Luiz Eduardo Costa
Luiz Eduardo Costa, é jornalista, escritor, ambientalista, membro da Academia Sergipana de Letras e da Academia Maçônica de Letras e Ciências.
TEXTOS ANTIVIRAIS (82)
02/12/2021
TEXTOS ANTIVIRAIS (82)

 

A RESPEITO DE GANÂNCIAS E HIPOCRISIAS

 

Rogério que se define como um "trator" ,dessa vez passou por cima da própria vergonha movido pela força de milhões de irresistíveis "argumentos".

 

Existe uma espécie de câncer que corrói a alma. Ao contrário do outro câncer que devasta e pode ser mortal,  mas é inevitável, o câncer da alma não mata, e pode   ser evitado, desde que exista uma vacina eficaz: o caráter de cada  cidadão. 

Há diversos tipos de cânceres impregnados na etérea essência humana: a desonestidade, o ódio, a hipocrisia, a falsidade, a ganância. Quando todos eles se reúnem em um só organismo, fazem do homo-sapiens o canalha absoluto.

Um político sergipano, no caso o senador Rogério Carvalho, se vai aproximando dessa classificação que desfaz a honra e identifica  o desonrado .

O senador chegou ao ápice da  carreira, alcançada com uma traição ao seu benfeitor maior que foi Marcelo Déda. No seu leito de morte, numa conversa presenciada por dois amigos, Déda fez um apelo a Rogério para que não  pleiteasse o cargo de presidente do PT sergipano. Alinhou alguns argumentos, entre os quais o mais sensível, que seria a sua imagem afetada por inúmeras suspeitas, o que  colocaria o partido  e também o próprio Rogério, numa situação ainda mais delicada, depois da enxurrada de acusações começando a surgir no panorama nacional. Sugeriu Déda, que o próximo dirigente petista, em Sergipe, teria de ser uma pessoa acima de qualquer suspeita, e até teria aventado a hipótese de dois ou três nomes. Rogério prometeu atender ao que poderia ser o último pedido do amigo e maior responsável pela sua ascensão rápida na vida pública;  garantiu ao enfermo terminal que, no regresso a Aracaju iria reunir-se com os companheiros, para, juntos, buscarem um nome que merecesse  o consenso.
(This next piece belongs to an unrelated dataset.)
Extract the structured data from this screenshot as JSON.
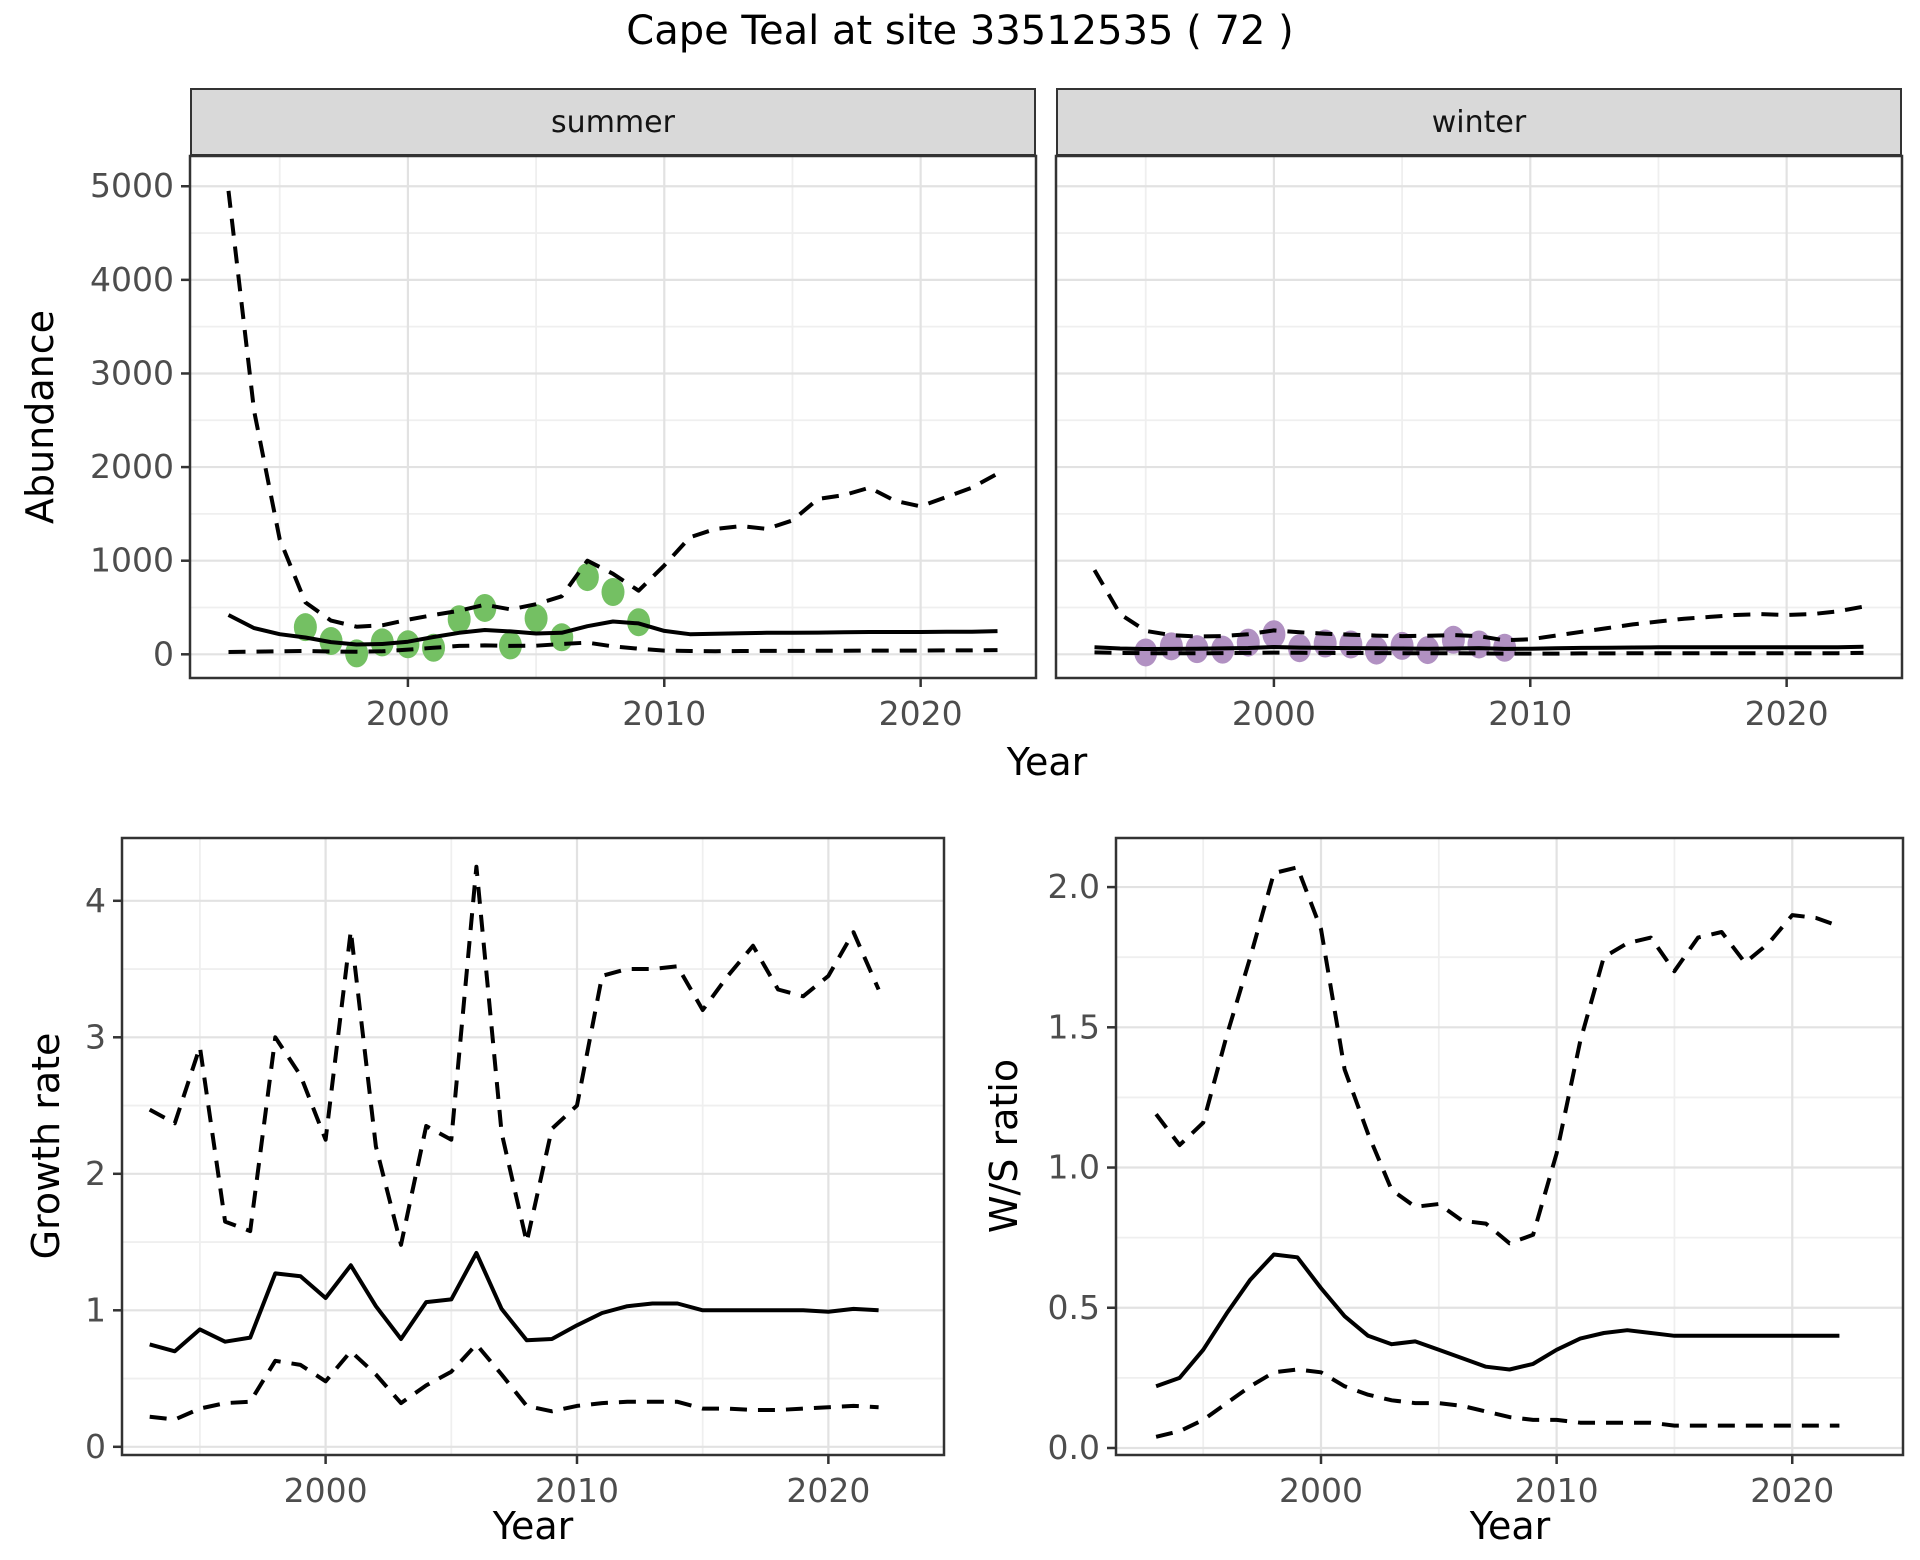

Já em Aracaju, três dias depois, reuniu a militância e anunciou nada caridoso, sequer constrangido: “Meus companheiros, Déda já está no fim da vida, vamos cuidar da nossa”. E foi reforçando o seu discurso  de candidatíssimo.

Essas  são águas passadas, e ao que parece já diluídas pelo correr dos anos, onde os esquecimentos e as ingratidões se desfazem mais rápido de que a pátina do tempo  encobrindo a história.

Antes da renúncia total de Rogério à sua coerência política, mudando de convencimento por  uma chuvarada de cento e noventa milhões de sólidos e vistosos argumentos, o  petista Romulo Rodrigues, do qual se pode discordar politicamente, jamais, por nele enxergar um trânsfuga ou descuidado com a própria honra,   fez, na sua coluna  do JORNAL   DO DIA   e no Portal JL, algumas considerações sobre a atitude anterior de Rogério, ao romper bruscamente com o governador Belivaldo Chagas, seguindo o mesmo caminho que tomara antes em relação ao Prefeito Edvaldo Nogueira. Rômulo entendeu o ato como um gesto de política estudantil, tanto pela impropriedade, como pela ausência de comedimento e de elegância.  Apesar do significado desse substantivo feminino, elegância, andar nos últimos anos quase suprimido das atitudes e dos gestos políticos,  em nosso país.

Rômulo sugeriu a Rogério uma autocrítica, e alguma humildade, para desfazer o que classificou sem querer perder a elegância, de “ um profundo equivoco”.

Comentando o affair menos rocambolesco  do que o mais recente, que, quase sem  elegância  diríamos ser cafagéstico, o prescrutador  jornalista Jozailto Lima escreveu: “Rômulo Rodrigues não sabe se, nessa empreitada, terá sucesso junto ao petista meio gauche e que dispõe de uma das piores comunicações sociais entre os 11 sergipanos no Congresso Nacional. Mas ele garante que vai manter seu ponto de vista.”

Aquilo do que tratou Rômulo com tanta pertinência já é passado, e agora, andando tão rápido, o trator que  atropela a ética já vai muito adiante no seu rolar ganancioso.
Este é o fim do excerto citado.